То есть, если у меня есть клиент базы данных, желающий общаться через незашифрованный порт 777, а сервер базы данных обычно прослушивает этот порт и общается с клиентом. Теперь я хочу, чтобы stunnel взял на себя управление, поэтому я запускаю stunnel как на стороне клиента, так и на стороне сервера, прослушивая порт 777 и перенаправляя трафик на зашифрованный порт 8888. Теперь клиент не знает о stunnel, он продолжает общаться через порт 777, но обе stunnel и сервер базы данных прослушивают порт 777 ... так что как перехватывает ли stunnel пакеты клиента до того, как они прибудут на сервер базы данных?
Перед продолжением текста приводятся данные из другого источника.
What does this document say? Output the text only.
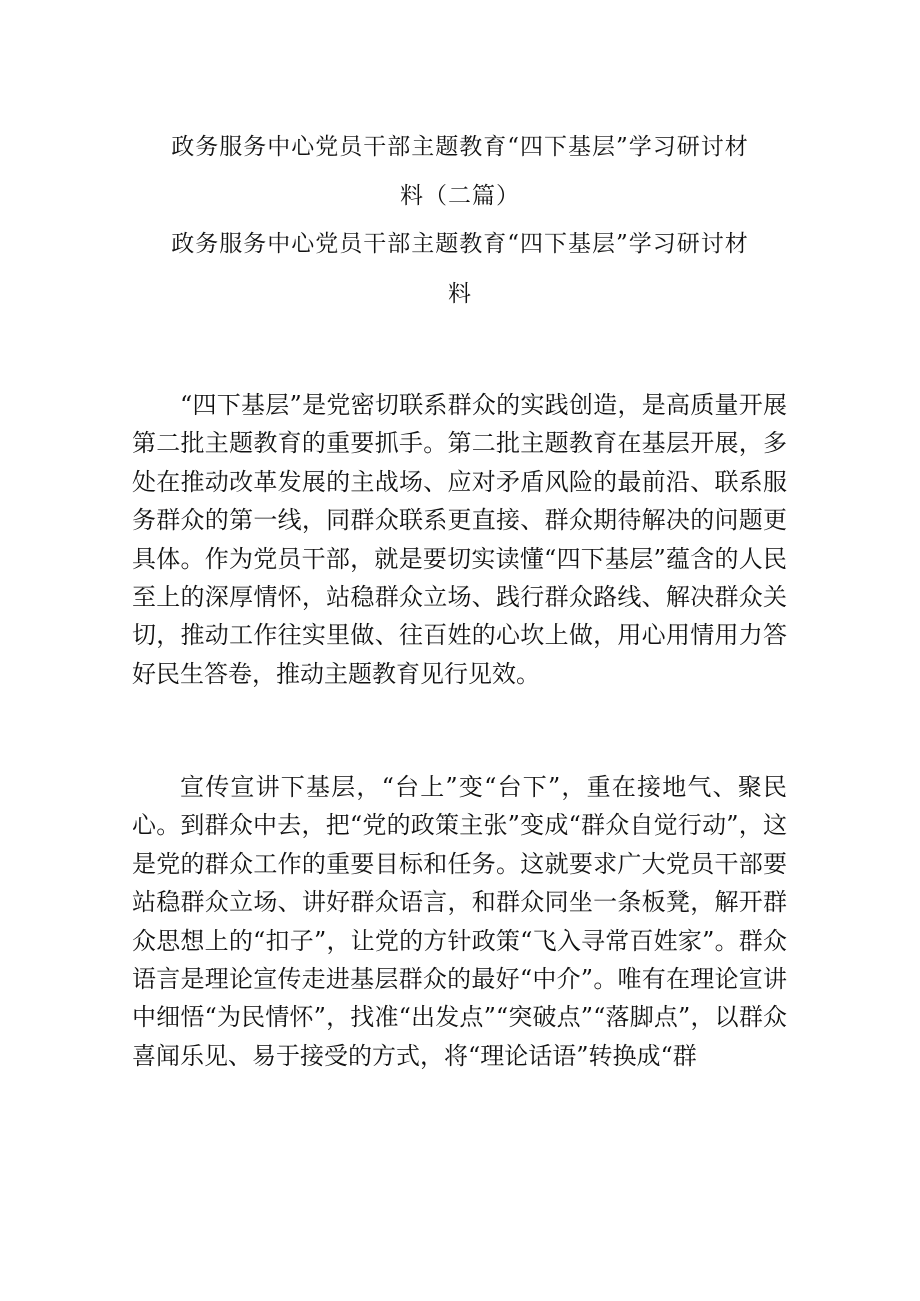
政务服务中心党员干部主题教育“四下基层”学习研讨材
料（二篇）
政务服务中心党员干部主题教育“四下基层”学习研讨材
料

“四下基层”是党密切联系群众的实践创造，是高质量开展第二批主题教育的重要抓手。第二批主题教育在基层开展，多处在推动改革发展的主战场、应对矛盾风险的最前沿、联系服务群众的第一线，同群众联系更直接、群众期待解决的问题更具体。作为党员干部，就是要切实读懂“四下基层”蕴含的人民至上的深厚情怀，站稳群众立场、践行群众路线、解决群众关切，推动工作往实里做、往百姓的心坎上做，用心用情用力答好民生答卷，推动主题教育见行见效。

宣传宣讲下基层，“台上”变“台下”，重在接地气、聚民心。到群众中去，把“党的政策主张”变成“群众自觉行动”，这是党的群众工作的重要目标和任务。这就要求广大党员干部要站稳群众立场、讲好群众语言，和群众同坐一条板凳，解开群众思想上的“扣子”，让党的方针政策“飞入寻常百姓家”。群众语言是理论宣传走进基层群众的最好“中介”。唯有在理论宣讲中细悟“为民情怀”，找准“出发点”“突破点”“落脚点”，以群众喜闻乐见、易于接受的方式，将“理论话语”转换成“群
Это не так; приложение необходимо настроить так, чтобы оно указывало на конечную точку туннеля.
В случае, о котором вы говорите, необходимо будет перенастроить клиента, чтобы он указывал на локальный прослушиватель stunnel, который обернет данные подключения и отправит их на сервер в соответствии с конфигурацией stunnel.
Также существует режим «прозрачного прокси», который включает явную отправку трафика процессу stunnel с помощью iptables, но используется нечасто.